Vidify can run against Ascend-backed vLLM deployments through the same OpenAI-compatible API used for GPU serving. Keep provider-specific scheduler commands, internal registry URLs, mount paths, and credentials in local docs or .env files instead of committed public docs.

Generic helpers:

# Qwen3.5-9B
TP_SIZE=2 bash scripts/serving_qwen3_5_ascend.sh /models/Qwen3.5-9B

# Qwen2.5-VL fallback
TP_SIZE=2 bash scripts/serving_qwen2_5vl_ascend.sh /models/Qwen2.5-VL-7B-Instruct

# Validate against an existing Ascend/NPU endpoint
bash scripts/run_test_ascend.sh --api-base http://localhost:8000/v1 --video media/my_video.mp4

For Qwen3.5 on Ascend, the helper uses --enforce-eager and conservative MAX_MODEL_LEN=16384 defaults.
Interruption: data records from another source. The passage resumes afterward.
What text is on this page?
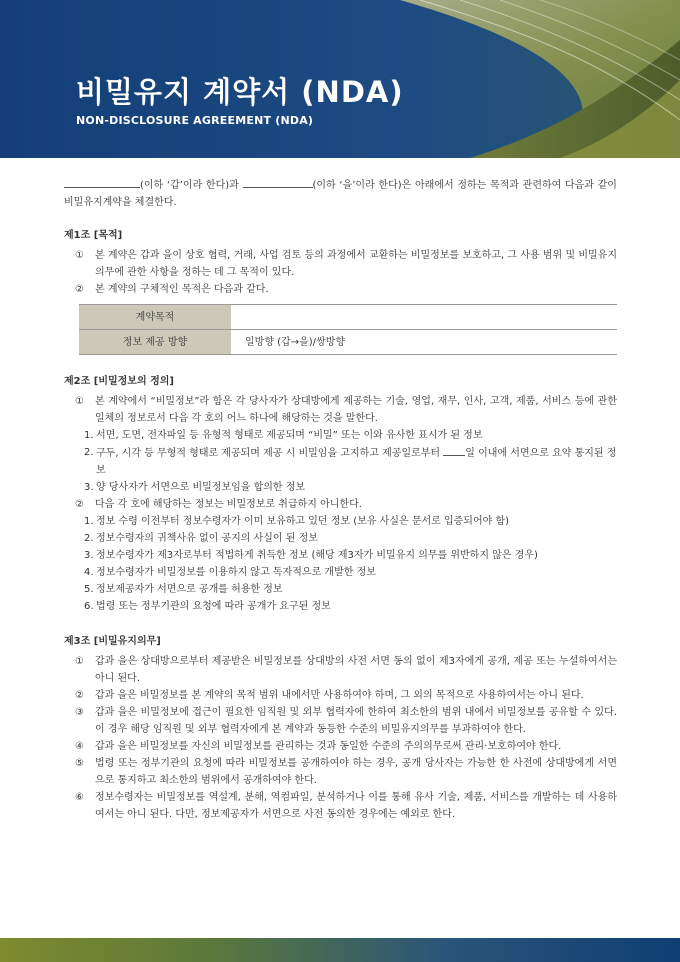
비밀유지 계약서 (NDA)
NON-DISCLOSURE AGREEMENT (NDA)

(이하 ‘갑’이라 한다)과	(이하 ‘을’이라 한다)은 아래에서 정하는 목적과 관련하여 다음과 같이 비밀유지계약을 체결한다.

제1조 [목적]
①	본 계약은 갑과 을이 상호 협력, 거래, 사업 검토 등의 과정에서 교환하는 비밀정보를 보호하고, 그 사용 범위 및 비밀유지 의무에 관한 사항을 정하는 데 그 목적이 있다.
②	본 계약의 구체적인 목적은 다음과 같다.
계약목적	
정보 제공 방향	일방향 (갑→을)/쌍방향
제2조 [비밀정보의 정의]
①	본 계약에서 “비밀정보”라 함은 각 당사자가 상대방에게 제공하는 기술, 영업, 재무, 인사, 고객, 제품, 서비스 등에 관한 일체의 정보로서 다음 각 호의 어느 하나에 해당하는 것을 말한다.
1. 서면, 도면, 전자파일 등 유형적 형태로 제공되며 “비밀” 또는 이와 유사한 표시가 된 정보
2. 구두, 시각 등 무형적 형태로 제공되며 제공 시 비밀임을 고지하고 제공일로부터	일 이내에 서면으로 요약 통지된 정보
3. 양 당사자가 서면으로 비밀정보임을 합의한 정보
②	다음 각 호에 해당하는 정보는 비밀정보로 취급하지 아니한다.
1. 정보 수령 이전부터 정보수령자가 이미 보유하고 있던 정보 (보유 사실은 문서로 입증되어야 함)
2. 정보수령자의 귀책사유 없이 공지의 사실이 된 정보
3. 정보수령자가 제3자로부터 적법하게 취득한 정보 (해당 제3자가 비밀유지 의무를 위반하지 않은 경우)
4. 정보수령자가 비밀정보를 이용하지 않고 독자적으로 개발한 정보
5. 정보제공자가 서면으로 공개를 허용한 정보
6. 법령 또는 정부기관의 요청에 따라 공개가 요구된 정보
제3조 [비밀유지의무]
①	갑과 을은 상대방으로부터 제공받은 비밀정보를 상대방의 사전 서면 동의 없이 제3자에게 공개, 제공 또는 누설하여서는 아니 된다.
②	갑과 을은 비밀정보를 본 계약의 목적 범위 내에서만 사용하여야 하며, 그 외의 목적으로 사용하여서는 아니 된다.
③	갑과 을은 비밀정보에 접근이 필요한 임직원 및 외부 협력자에 한하여 최소한의 범위 내에서 비밀정보를 공유할 수 있다. 이 경우 해당 임직원 및 외부 협력자에게 본 계약과 동등한 수준의 비밀유지의무를 부과하여야 한다.
④	갑과 을은 비밀정보를 자신의 비밀정보를 관리하는 것과 동일한 수준의 주의의무로써 관리·보호하여야 한다.
⑤	법령 또는 정부기관의 요청에 따라 비밀정보를 공개하여야 하는 경우, 공개 당사자는 가능한 한 사전에 상대방에게 서면으로 통지하고 최소한의 범위에서 공개하여야 한다.
⑥	정보수령자는 비밀정보를 역설계, 분해, 역컴파일, 분석하거나 이를 통해 유사 기술, 제품, 서비스를 개발하는 데 사용하여서는 아니 된다. 다만, 정보제공자가 서면으로 사전 동의한 경우에는 예외로 한다.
Tune TP_SIZE, MAX_MODEL_LEN, PORT, and ALLOWED_LOCAL_MEDIA_PATH for your hardware and vLLM build.

Docker

Full stack:

docker-compose up

App only:

docker build -t vidify .
docker run -p 9000:9000 vidify

Local Runtime Environment

Copy .env.example when you need overrides:

cp .env.example .env

Common values:

VariableDescriptionExample
LLM_BASE_URLOpenAI-compatible chat/completions endpointhttp://localhost:8000/v1
LLM_MODELDefault multimodal model nameqwen3.5-9b
EMBED_BASE_URLOpenAI-compatible embeddings endpointhttp://localhost:8000/v1
EMBED_MODELDefault embedding model nameqwen-embed
CACHE_ROOTRuntime cache directory./cache

See Configuration for YAML config, precedence, and web search environment variables.